Nike suspends relationship with Kyrie Irving, does not drop new shoes
Just as you are tired of reading about Kyrie Irving, sports writers are equally tired of trying to come up with good guides to the guard stories currently suspended by the Brooklyn Nets. I wish Pepsi had suspended its relationship with Irving beyond Nike because it felt like there was an Uncle Drew joke waiting to be written.
There’s something along the lines of, “Everybody has a crazy relative who says questionable things at family get-togethers, and Pepsi is your aunt who had enough when she officially filed for a divorce.” filed for divorce from Uncle Drew.”
Unfortunately, I don’t have anything close to good for Nike released a statement saying it has suspended its relationship with Irving and will not release his latest shoe.
“At Nike, we believe there is no room for hate speech and we condemn any form of anti-Semitism. As a result, we have made the decision to suspend our relationship with Kyrie Irving effective immediately and will no longer launch Kyrie 8.
“We are deeply saddened and disappointed by the situation and its impact on people.”
We knew this was coming. We might not have guessed what the last act of catching up to Irving was, but after learning nothing the damn thing from his anti-vax program – except if you rage long enough, someone will accept – an incident is in his future. The fact that it was his own tweet made him not as poetic as if it had been COVID. This is more humorous though. (Not anti-Semitism; Irving goes full Plaxico Burress with his Twitter account.)
Being the smartest person in the room is hard work, which is why valedictorians can often be found in the library in their spare time.
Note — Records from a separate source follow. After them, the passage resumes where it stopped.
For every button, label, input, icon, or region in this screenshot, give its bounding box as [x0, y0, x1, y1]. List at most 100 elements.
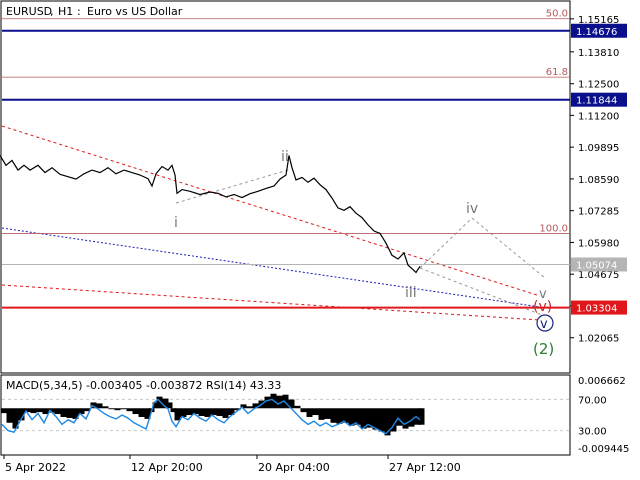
macd-bar	[240, 404, 247, 409]
wave-label-iii: iii	[405, 285, 417, 301]
main-plot-frame	[0, 0, 571, 374]
macd-bar	[330, 408, 337, 423]
macd-bar	[234, 408, 241, 411]
price-tick-label: 1.04675	[578, 270, 619, 281]
time-tick-label: 27 Apr 12:00	[389, 461, 461, 474]
macd-bar	[324, 408, 331, 419]
macd-bar	[210, 408, 217, 416]
price-tag-label: 1.05074	[576, 260, 617, 271]
gray-ii-connector	[175, 169, 289, 204]
wave-label-v-gray: v	[539, 287, 547, 302]
macd-bar	[360, 408, 367, 429]
fib-level-label: 50.0	[546, 9, 568, 20]
time-tick-label: 12 Apr 20:00	[131, 461, 203, 474]
macd-bar	[84, 408, 91, 412]
fibonacci-labels: 50.0 61.8 100.0	[539, 9, 568, 235]
price-axis: 1.15165 1.13810 1.12500 1.11200 1.09895 1.085…	[570, 15, 619, 345]
indicator-label: MACD(5,34,5) -0.003405 -0.003872 RSI(14)…	[6, 379, 281, 392]
macd-bar	[366, 408, 373, 428]
macd-bar	[72, 408, 79, 419]
blue-channel-trendline	[1, 227, 541, 308]
time-tick-label: 5 Apr 2022	[5, 461, 66, 474]
macd-bar	[198, 408, 205, 417]
wave-label-2-green: (2)	[533, 340, 554, 358]
macd-bar	[6, 408, 13, 423]
macd-bar	[48, 408, 55, 413]
macd-bar	[132, 408, 139, 415]
price-tag-box	[571, 257, 627, 272]
macd-bar	[228, 408, 235, 416]
price-tick-label: 1.15165	[578, 15, 619, 26]
macd-level-label: -0.009445	[578, 444, 629, 455]
macd-bar	[342, 408, 349, 423]
macd-bar	[60, 408, 67, 417]
macd-bar	[170, 408, 177, 413]
fib-level-label: 100.0	[539, 223, 568, 234]
price-tick-label: 1.09895	[578, 143, 619, 154]
macd-bar	[282, 394, 289, 409]
macd-bar	[180, 408, 187, 417]
macd-bar	[408, 408, 415, 427]
macd-bar	[294, 405, 301, 409]
macd-bar	[336, 408, 343, 424]
wave-label-v-paren-red: (v)	[533, 299, 552, 315]
wave-label-ii: ii	[281, 149, 289, 165]
price-tag-label: 1.14676	[576, 27, 617, 38]
macd-bar	[126, 408, 133, 412]
macd-bar	[414, 408, 421, 425]
rsi-level-label: 70.00	[578, 395, 607, 406]
price-tick-label: 1.12500	[578, 80, 619, 91]
macd-bar	[192, 408, 199, 415]
indicator-panel: 70.00 30.00 0.006662 -0.009445	[0, 376, 629, 455]
macd-bar	[222, 408, 229, 418]
time-axis: 5 Apr 2022 12 Apr 20:00 20 Apr 04:00 27 Apr…	[3, 455, 461, 474]
price-tag-box	[571, 23, 627, 38]
macd-bar	[138, 408, 145, 417]
macd-bar	[102, 406, 109, 409]
macd-bar	[96, 403, 103, 409]
fib-level-label: 61.8	[546, 67, 568, 78]
macd-bar	[114, 408, 121, 411]
chart-symbol-sep: ,	[50, 5, 54, 18]
macd-bar	[396, 408, 403, 426]
price-line	[0, 155, 421, 274]
price-tag-label: 1.11844	[576, 96, 617, 107]
rsi-level-label: 30.00	[578, 427, 607, 438]
macd-bar	[24, 408, 31, 413]
macd-bar	[390, 408, 397, 432]
macd-bar	[372, 408, 379, 430]
projected-wave-path	[419, 217, 546, 279]
macd-bar	[54, 408, 61, 415]
macd-bar	[30, 408, 37, 414]
macd-bar	[120, 408, 127, 410]
price-tick-label: 1.11200	[578, 111, 619, 122]
macd-bar	[108, 408, 115, 410]
macd-bar	[252, 403, 259, 409]
macd-bar	[204, 408, 211, 417]
price-tags: 1.14676 1.11844 1.05074 1.03304	[571, 23, 627, 315]
indicator-plot-frame	[0, 374, 571, 456]
macd-bar	[312, 408, 319, 416]
price-tick-label: 1.08590	[578, 175, 619, 186]
macd-bar	[18, 408, 25, 421]
price-tick-label: 1.02065	[578, 334, 619, 345]
macd-bar	[186, 408, 193, 416]
macd-bar	[276, 395, 283, 409]
price-tick-label: 1.05980	[578, 238, 619, 249]
macd-bar	[90, 402, 97, 409]
macd-bar	[318, 408, 325, 420]
macd-bar	[384, 408, 391, 436]
rsi-line	[1, 398, 421, 435]
price-tag-box	[571, 92, 627, 107]
wave-label-iv: iv	[466, 201, 478, 217]
red-upper-trendline	[1, 125, 541, 297]
macd-bar	[418, 408, 425, 425]
macd-bar	[166, 402, 173, 409]
macd-bar	[288, 399, 295, 409]
macd-bar	[354, 408, 361, 425]
macd-bar	[78, 408, 85, 415]
chart-timeframe: H1	[58, 5, 73, 18]
macd-bar	[306, 408, 313, 417]
chart-description: Euro vs US Dollar	[87, 5, 183, 18]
I doubt Kyrie even knew where that building was during his semester at Duke, because if he did, he’d know how to tell the difference between reliable sources and some idiots playing tricks. anti-disease scam in a documentary published on iMovie.
G/O Media may receive a commission
ASYSTEM – Pre-Workout+
Pre-Workout gives enhanced energy and better recovery for your long workouts, with InnovaTea and Tibetan Cordyceps to fuel you.
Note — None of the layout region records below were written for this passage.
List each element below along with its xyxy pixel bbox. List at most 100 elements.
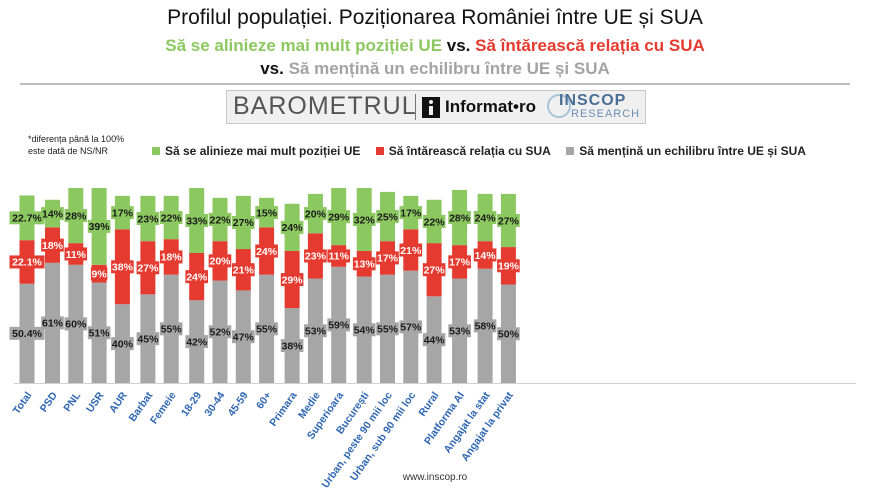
data-label-box-red	[159, 250, 183, 264]
data-label-grey: 47%	[233, 332, 255, 344]
data-label-box-green	[376, 210, 399, 224]
data-label-red: 11%	[66, 249, 87, 261]
data-label-red: 22.1%	[12, 257, 42, 269]
data-label-red: 17%	[377, 253, 399, 265]
informat-icon	[422, 97, 440, 118]
category-label: Total	[11, 390, 35, 417]
data-label-green: 15%	[256, 207, 278, 219]
data-label-box-grey	[64, 317, 88, 331]
data-label-box-red	[64, 247, 88, 261]
data-label-grey: 59%	[328, 320, 350, 332]
data-label-box-grey	[255, 322, 278, 336]
data-label-grey: 50%	[498, 329, 520, 341]
banner-separator	[415, 94, 416, 120]
data-label-box-red	[376, 251, 399, 265]
data-label-green: 14%	[42, 208, 64, 220]
chart-subtitle-1: Să se alinieze mai mult poziției UE vs. …	[0, 36, 870, 56]
chart-title: Profilul populației. Poziționarea Români…	[167, 6, 703, 29]
data-label-grey: 52%	[209, 327, 231, 339]
data-label-red: 24%	[256, 246, 278, 258]
data-label-red: 11%	[328, 251, 349, 263]
data-label-red: 13%	[354, 259, 376, 271]
data-label-red: 19%	[498, 261, 520, 273]
data-label-red: 27%	[137, 263, 159, 275]
data-label-green: 22.7%	[12, 213, 42, 225]
data-label-grey: 42%	[186, 336, 208, 348]
data-label-box-grey	[352, 323, 376, 337]
data-label-green: 17%	[400, 207, 422, 219]
data-label-box-grey	[41, 316, 64, 330]
data-label-green: 22%	[209, 214, 231, 226]
data-label-green: 23%	[137, 213, 159, 225]
data-label-red: 17%	[449, 257, 471, 269]
data-label-box-grey	[232, 330, 255, 344]
footnote-line-1: *diferența până la 100%	[28, 134, 125, 144]
data-label-grey: 51%	[89, 328, 111, 340]
data-label-box-grey	[9, 326, 45, 340]
data-label-grey: 61%	[42, 318, 64, 330]
data-label-box-grey	[208, 325, 232, 339]
data-label-box-red	[280, 273, 304, 287]
data-label-box-green	[304, 207, 327, 221]
data-label-box-grey	[136, 332, 160, 346]
data-label-box-grey	[111, 337, 134, 351]
legend-swatch-grey	[566, 147, 575, 155]
data-label-green: 28%	[65, 210, 87, 222]
data-label-grey: 50.4%	[12, 328, 42, 340]
data-label-box-grey	[473, 319, 497, 333]
legend-item-us: Să întărească relația cu SUA	[375, 144, 551, 158]
data-label-green: 24%	[475, 212, 497, 224]
data-label-grey: 53%	[305, 326, 327, 338]
data-label-box-green	[473, 211, 497, 225]
data-label-red: 23%	[305, 251, 327, 263]
category-label: PNL	[61, 389, 83, 414]
legend-label-us: Să întărească relația cu SUA	[388, 144, 551, 158]
data-label-box-red	[473, 248, 497, 262]
data-label-grey: 55%	[377, 324, 399, 336]
data-label-box-grey	[376, 322, 399, 336]
informat-logo-text: Informat•ro	[445, 97, 536, 116]
category-label: 30-44	[202, 390, 227, 419]
data-label-grey: 40%	[112, 338, 134, 350]
category-label: Rural	[416, 390, 441, 419]
data-label-box-grey	[185, 335, 208, 349]
data-label-red: 18%	[42, 240, 64, 252]
data-label-box-red	[352, 257, 376, 271]
data-label-box-red	[208, 254, 232, 268]
inscop-research-text: RESEARCH	[571, 108, 641, 120]
title-divider	[20, 83, 850, 85]
data-label-box-red	[497, 259, 520, 273]
data-label-green: 22%	[161, 212, 183, 224]
data-label-green: 28%	[449, 212, 471, 224]
legend: Să se alinieze mai mult poziției UE Să î…	[152, 144, 818, 158]
data-label-box-green	[280, 220, 304, 234]
data-label-grey: 55%	[161, 324, 183, 336]
category-label: PSD	[38, 389, 60, 414]
data-label-green: 22%	[424, 216, 446, 228]
data-label-box-red	[111, 260, 134, 274]
subtitle-vs-2: vs.	[260, 59, 289, 78]
subtitle-balance-option: Să mențină un echilibru între UE și SUA	[288, 59, 610, 78]
data-label-green: 33%	[186, 215, 208, 227]
subtitle-us-option: Să întărească relația cu SUA	[475, 36, 705, 55]
data-label-red: 21%	[233, 265, 255, 277]
chart-subtitle-2: vs. Să mențină un echilibru între UE și …	[0, 59, 870, 79]
category-label: USR	[84, 389, 107, 414]
data-label-green: 39%	[89, 221, 111, 233]
data-label-red: 18%	[161, 252, 183, 264]
legend-item-eu: Să se alinieze mai mult poziției UE	[152, 144, 360, 158]
subtitle-eu-option: Să se alinieze mai mult poziției UE	[165, 36, 443, 55]
data-label-box-grey	[280, 339, 304, 353]
data-label-green: 29%	[328, 211, 350, 223]
data-label-grey: 44%	[424, 334, 446, 346]
data-label-box-red	[327, 249, 350, 263]
data-label-green: 24%	[282, 222, 304, 234]
data-label-red: 21%	[400, 245, 422, 257]
data-label-box-grey	[327, 318, 350, 332]
data-label-box-green	[399, 206, 423, 220]
data-label-box-red	[41, 238, 64, 252]
data-label-box-grey	[159, 322, 183, 336]
data-label-box-green	[185, 213, 208, 227]
footnote: *diferența până la 100% este dată de NS/…	[28, 133, 124, 157]
data-label-red: 24%	[186, 271, 208, 283]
By the way, the Anti-Defamation League and the Nets sent a letter to aspiring NFL owner Jeff Bezos and Amazon leaders ask them to stop selling the material or at least add a disclaimer for it. (Well, that sounds as weird as what critics have been asking social media companies to do with similar misinformation for years. Supervillains exist in real life. ; they just raised $10 billion.)
Early Friday, no GM Sean Marks Saying Irving’s apology isn’t enough to shorten his 5-match suspension and more work needs to be done. Your prediction is as good as any course of Judaism 101, or he sat down with the principalBut my guess is we will see him back on the field this season.
While I’m not sure how the sponsorships work/if Irving can still play his Nikes on the field, maybe Skechers have an extra pair of sneakers he can lace up.